For the Greater Good
One of the things that I so desperately want from Arrow is to show us what a couple that works together actually being a couple and working together. We’ve seen it with Oliver and Felicity (and I need more.) We’ve seen some of it with Diggle and Lyla, and we got more in “Crossing Lines.”
Anytime Lyla is on my screen I feel like this show is better. Her dynamic with Diggle is refreshing and beautiful and imperfect in all of the best ways. They are Oliver and Felicity just a couple years in the future, as these actors have always said. So it’s always nice to play with these parallels.
In “Crossing Lines,” Diggle and Lyla (along with Curtis, because this show has no idea what to do with these newbs besides forcing them on established regulars) traveled with Zurich in order to extract some important information for ARGUS. The operation went smooth — too smooth — so you knew something else was afoot. And that just so happened to be Lyla withholding something from John that had to do with handing over information to a mystery someone.

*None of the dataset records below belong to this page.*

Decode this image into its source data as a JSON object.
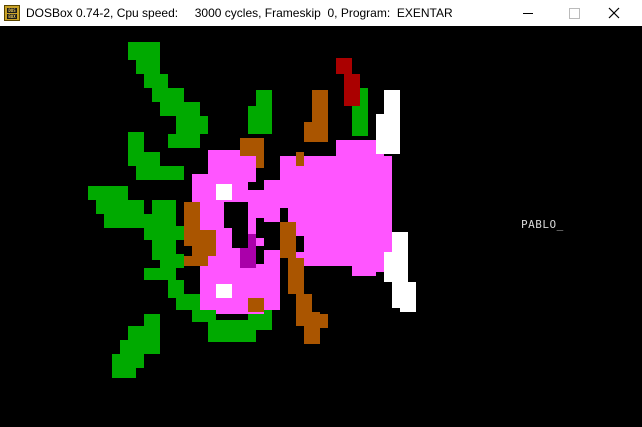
{
  "window": {
    "title": "DOSBox 0.74-2, Cpu speed:     3000 cycles, Frameskip  0, Program:  EXENTAR",
    "icon": "dosbox-icon",
    "icon_text_top": "DOS",
    "icon_text_bottom": "BOX",
    "controls": [
      "minimize-icon",
      "maximize-icon",
      "close-icon"
    ]
  },
  "screen": {
    "background": "#000000",
    "prompt_text": "PABLO",
    "cursor": "_",
    "palette": {
      "green": "#00aa00",
      "pink": "#ff55ff",
      "brown": "#aa5500",
      "white": "#ffffff",
      "red": "#aa0000",
      "magenta": "#aa00aa",
      "prompt": "#d8d8d8"
    }
  }
}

When Diggle confronted Lyla about it we got to see what a couple that works together looks like. There are fundamental disagreements in the workplace, but it also translates to their personal relationship, as well. Being a team — at work or elsewhere — is about trust. And that’s what Diggle was so adamant about.
But Lyla did what she did because sometimes you have to cross a line for the greater good. She’s been working on closing a case but was told there wasn’t enough evidence to pursue. So she did what she had to do. She procured some information in exchange for the evidence she needed for the greater good. When Diggle asked why she lied to him, Lyla told him she was merely protecting him from this because he made it clear he wanted no part in this when he chose not to don the Green Arrow hood.

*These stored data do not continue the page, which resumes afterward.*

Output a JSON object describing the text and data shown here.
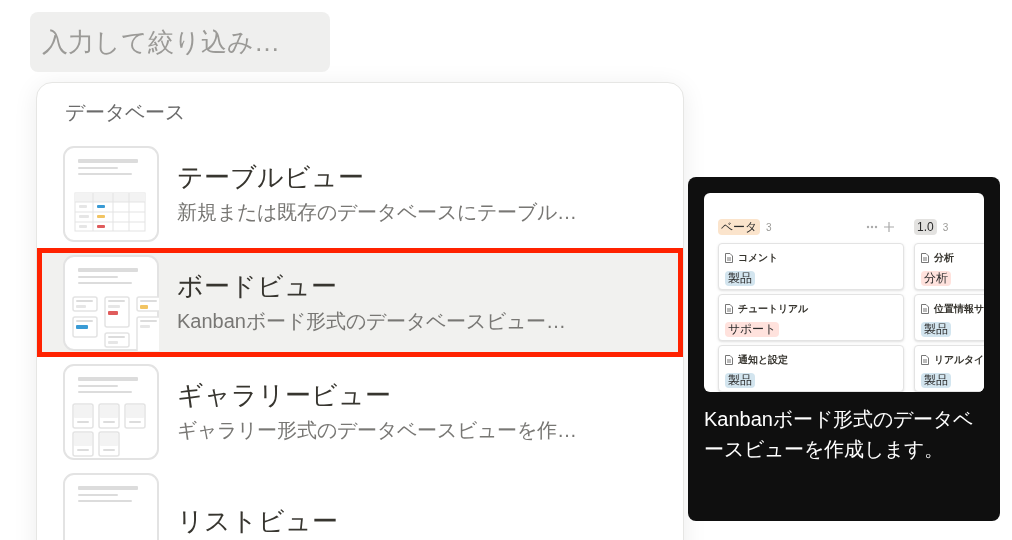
{
  "search": {
    "placeholder": "入力して絞り込み…"
  },
  "menu": {
    "section": "データベース",
    "items": [
      {
        "kind": "table",
        "title": "テーブルビュー",
        "description": "新規または既存のデータベースにテーブル…",
        "selected": false
      },
      {
        "kind": "board",
        "title": "ボードビュー",
        "description": "Kanbanボード形式のデータベースビュー…",
        "selected": true
      },
      {
        "kind": "gallery",
        "title": "ギャラリービュー",
        "description": "ギャラリー形式のデータベースビューを作…",
        "selected": false
      },
      {
        "kind": "list",
        "title": "リストビュー",
        "selected": false
      }
    ]
  },
  "preview": {
    "columns": [
      {
        "tag": "ベータ",
        "color": "#fbe4cc",
        "count": "3",
        "cards": [
          {
            "title": "コメント",
            "tag": "製品",
            "color": "#d3e5ef"
          },
          {
            "title": "チュートリアル",
            "tag": "サポート",
            "color": "#ffe2dd"
          },
          {
            "title": "通知と設定",
            "tag": "製品",
            "color": "#d3e5ef"
          }
        ]
      },
      {
        "tag": "1.0",
        "color": "#e3e2e0",
        "count": "3",
        "cards": [
          {
            "title": "分析",
            "tag": "分析",
            "color": "#ffe2dd"
          },
          {
            "title": "位置情報サ",
            "tag": "製品",
            "color": "#d3e5ef"
          },
          {
            "title": "リアルタイ",
            "tag": "製品",
            "color": "#d3e5ef"
          }
        ]
      }
    ],
    "caption": "Kanbanボード形式のデータベースビューを作成します。"
  }
}
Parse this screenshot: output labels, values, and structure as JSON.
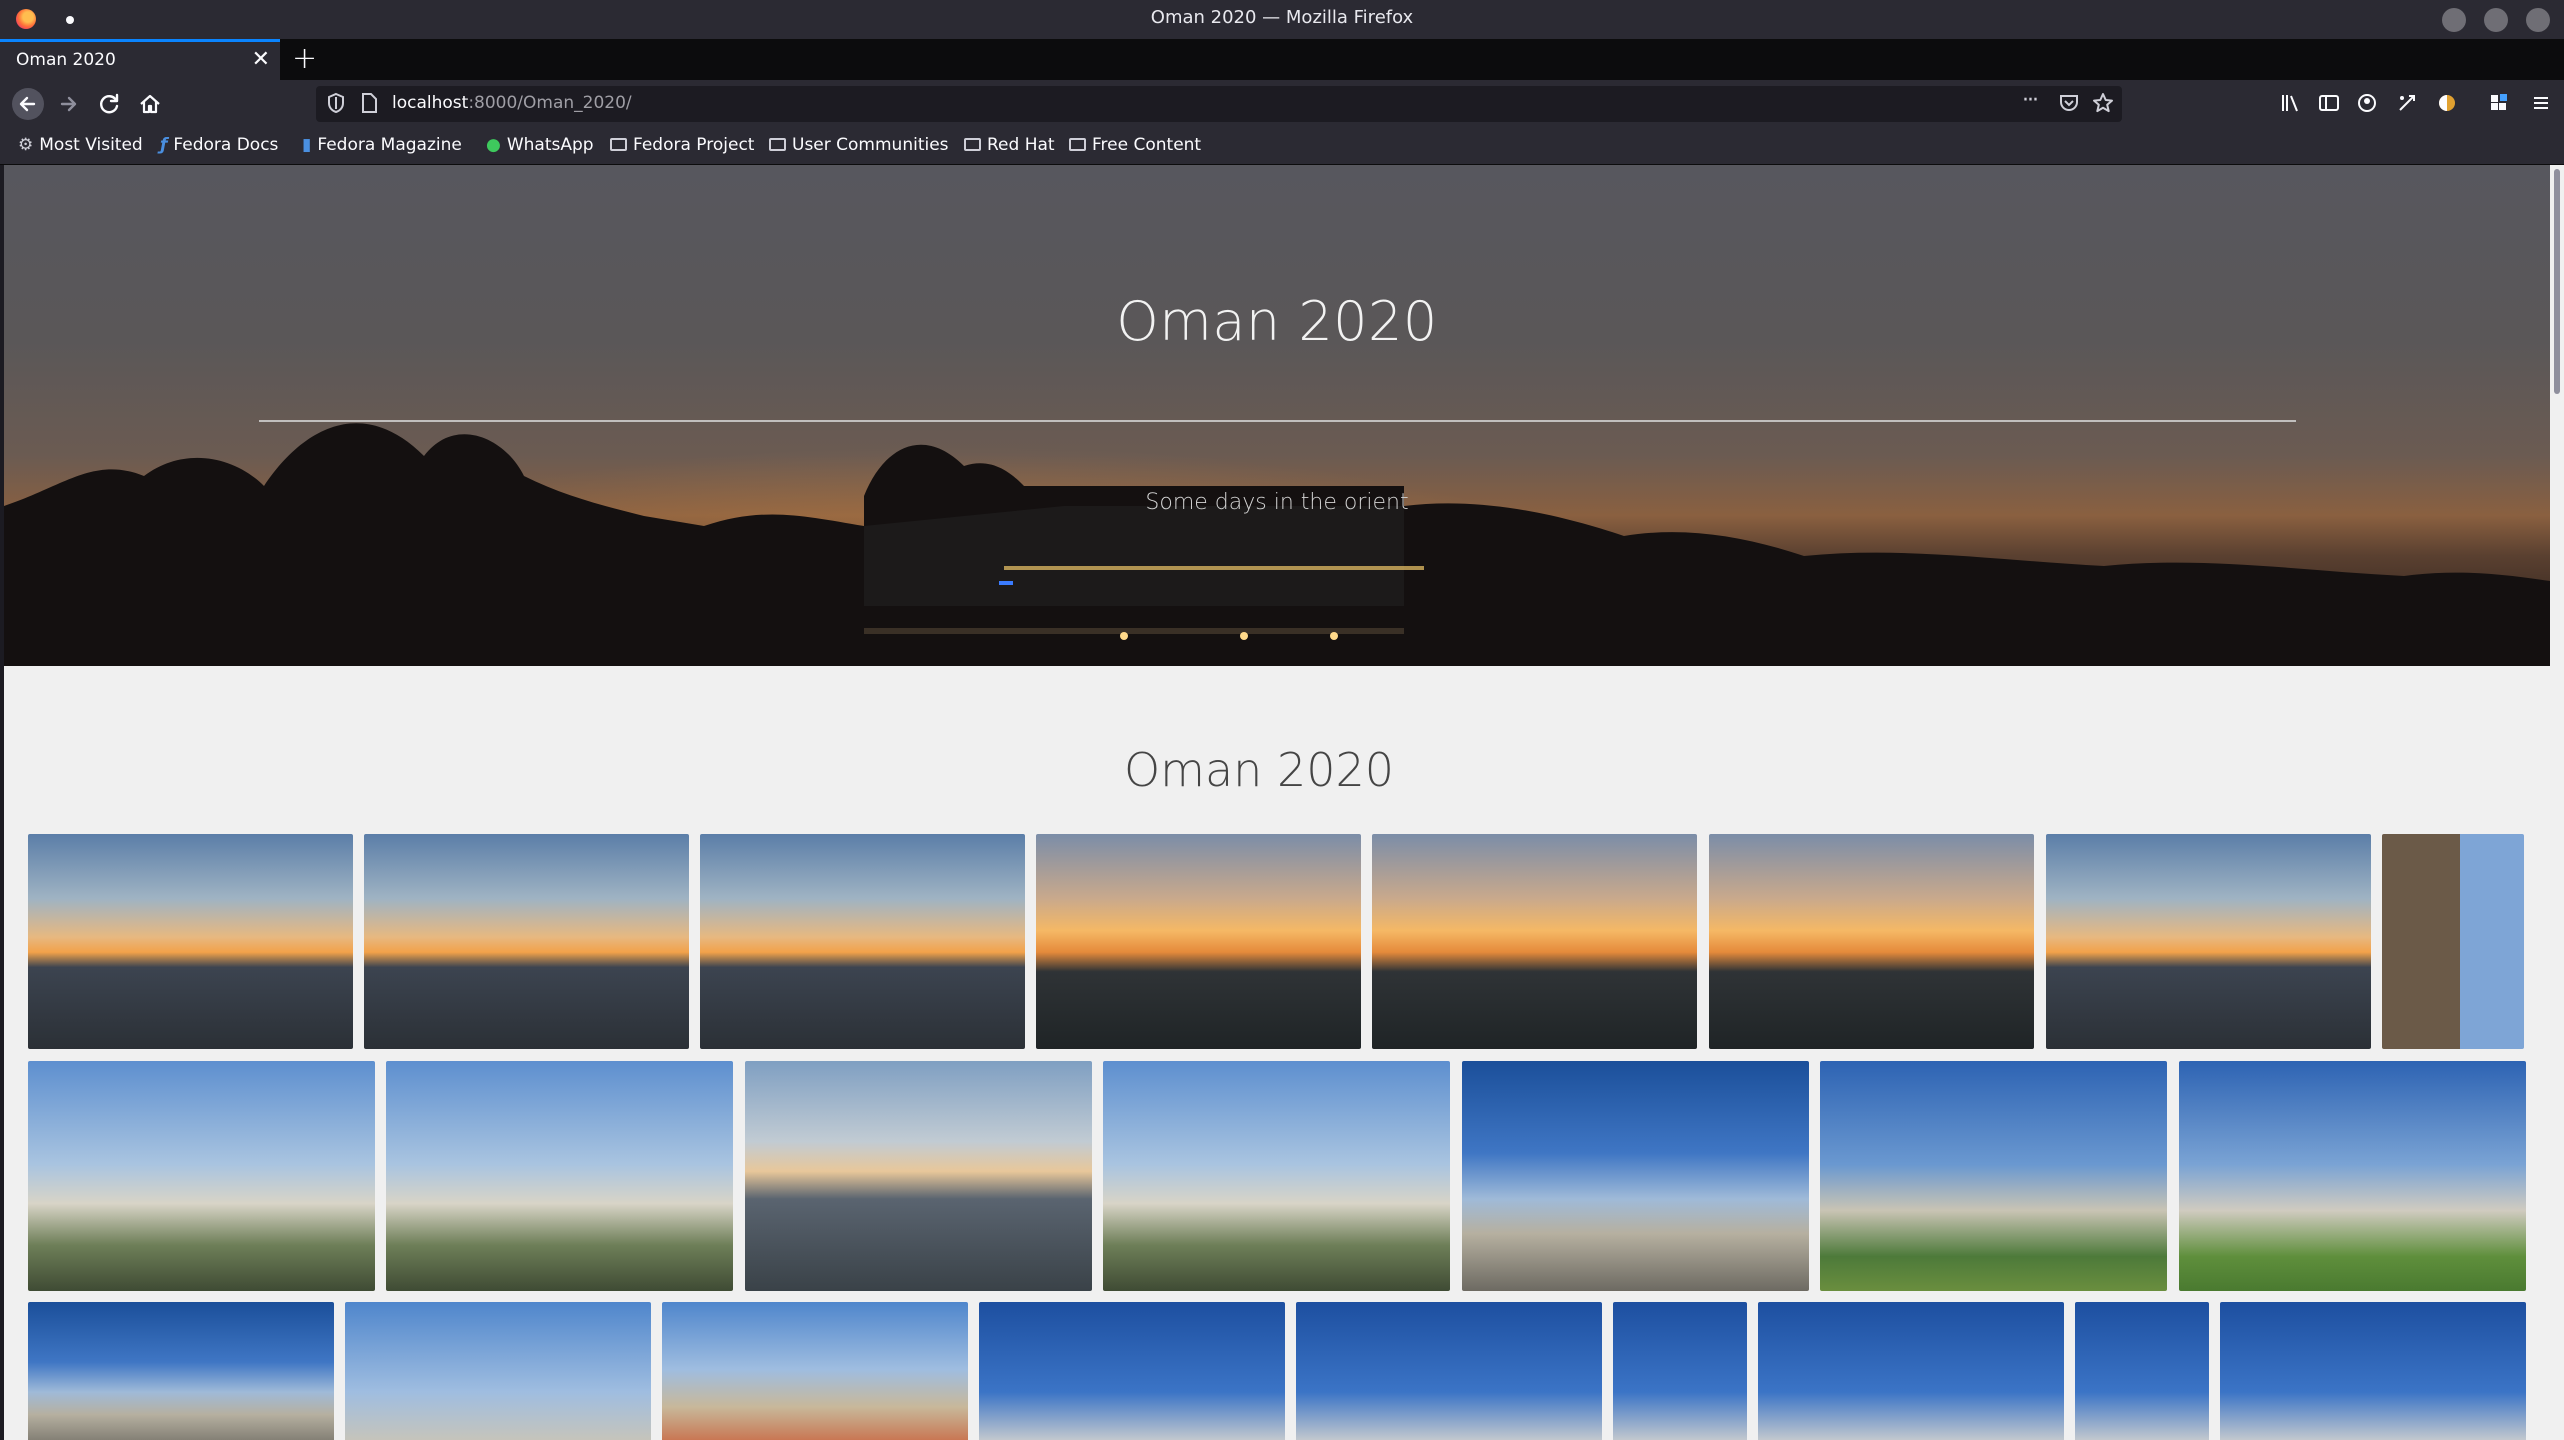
{
  "window": {
    "title": "Oman 2020 — Mozilla Firefox"
  },
  "tab": {
    "label": "Oman 2020",
    "close": "✕",
    "new_tab": "+"
  },
  "navbar": {
    "url_host": "localhost",
    "url_rest": ":8000/Oman_2020/",
    "page_actions": "···"
  },
  "bookmarks": [
    {
      "label": "Most Visited",
      "icon": "gear-icon"
    },
    {
      "label": "Fedora Docs",
      "icon": "fedora-icon"
    },
    {
      "label": "Fedora Magazine",
      "icon": "magazine-icon"
    },
    {
      "label": "WhatsApp",
      "icon": "whatsapp-icon"
    },
    {
      "label": "Fedora Project",
      "icon": "folder-icon"
    },
    {
      "label": "User Communities",
      "icon": "folder-icon"
    },
    {
      "label": "Red Hat",
      "icon": "folder-icon"
    },
    {
      "label": "Free Content",
      "icon": "folder-icon"
    }
  ],
  "hero": {
    "title": "Oman 2020",
    "subtitle": "Some days in the orient"
  },
  "gallery": {
    "title": "Oman 2020"
  },
  "colors": {
    "accent": "#0a84ff",
    "page_bg": "#f0f0f0",
    "chrome_bg": "#2b2a33"
  }
}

This made for an interesting parallel because Diggle’s reasoning behind not suiting up and Lyla’s reasoning behind going to extremes is to protect their son. They just had a different perspective on how to do that. This episode served to deliver some understanding on both sides. But perhaps more it opened the door for Diggle to return as a vigilante/hero. Diggle understands that crossing the line is sometimes necessary. He knows better than most. He’s done it for so long. Maybe seeing it from Lyla’s perspective — that this is a way to protect JJ — will give Diggle a push to return Team Arrow once it reforms.

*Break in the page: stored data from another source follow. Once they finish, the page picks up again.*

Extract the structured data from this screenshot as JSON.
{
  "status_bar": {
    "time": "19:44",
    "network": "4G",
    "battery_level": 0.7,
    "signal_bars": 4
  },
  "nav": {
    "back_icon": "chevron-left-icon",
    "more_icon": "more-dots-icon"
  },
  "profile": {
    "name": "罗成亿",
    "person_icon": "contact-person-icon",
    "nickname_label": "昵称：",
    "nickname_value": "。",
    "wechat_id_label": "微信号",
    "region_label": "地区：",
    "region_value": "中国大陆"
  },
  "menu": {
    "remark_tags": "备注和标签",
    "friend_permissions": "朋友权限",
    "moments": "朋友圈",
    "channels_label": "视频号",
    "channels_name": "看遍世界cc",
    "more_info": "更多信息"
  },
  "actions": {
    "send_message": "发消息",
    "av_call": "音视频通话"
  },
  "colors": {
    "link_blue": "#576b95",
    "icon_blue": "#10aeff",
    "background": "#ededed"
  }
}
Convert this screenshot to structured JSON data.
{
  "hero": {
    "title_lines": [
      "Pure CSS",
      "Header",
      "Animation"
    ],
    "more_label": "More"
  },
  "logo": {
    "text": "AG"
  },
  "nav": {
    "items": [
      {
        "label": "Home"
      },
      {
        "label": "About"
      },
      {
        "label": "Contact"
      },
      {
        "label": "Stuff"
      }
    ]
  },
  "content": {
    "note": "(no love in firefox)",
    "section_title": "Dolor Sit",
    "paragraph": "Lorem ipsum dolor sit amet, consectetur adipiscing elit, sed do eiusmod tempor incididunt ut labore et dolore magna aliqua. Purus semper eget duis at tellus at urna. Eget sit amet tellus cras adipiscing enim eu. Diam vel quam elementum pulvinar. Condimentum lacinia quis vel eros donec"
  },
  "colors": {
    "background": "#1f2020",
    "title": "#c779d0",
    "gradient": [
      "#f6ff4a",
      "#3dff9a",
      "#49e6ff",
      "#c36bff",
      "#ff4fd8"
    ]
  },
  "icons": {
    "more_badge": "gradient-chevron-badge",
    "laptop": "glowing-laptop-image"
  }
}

There Continues to Be No Point Having Diaz on This Show
If this show is going to force Ricardo Diaz on us, can it at least make an effort to make him look somewhat threatening. Because all I see his this dragon/cockroach shooting up, handing the fighting off to his minions, and being completely useless unless he has a gun.
Not to mention there continues to be no excuse for why this character is still around other than The CW paid him too much and now feels the need to get every penny out of him. Listen, CW, cut your losses. This is the one thing hurting this show right now.
Here are the things that Diaz does well:
- Force others to fight his battles
- Make faces when he’s shooting up on drugs
- Shoot a gun badly
- Steal valuable screen time
- Remind us just how good Josh Segarra was as Adrian Chase
- Remind us how bad of a villain this Diaz is
Things he doesn’t do well:
- Be a good character
- Be a good villain
- Be a good anything
- All of the above
Then you had Diaz shooting up with something and punching a wall and being all, “I’m a badass” when even the dog could take his ass right now. Like I’m supposed to care about anything that’s going to happen involving this cockroach?
Just tell me how much longer we have to deal with this laughable excuse of a character/villain.
Arrow airs Mondays at 8/7c on The CW.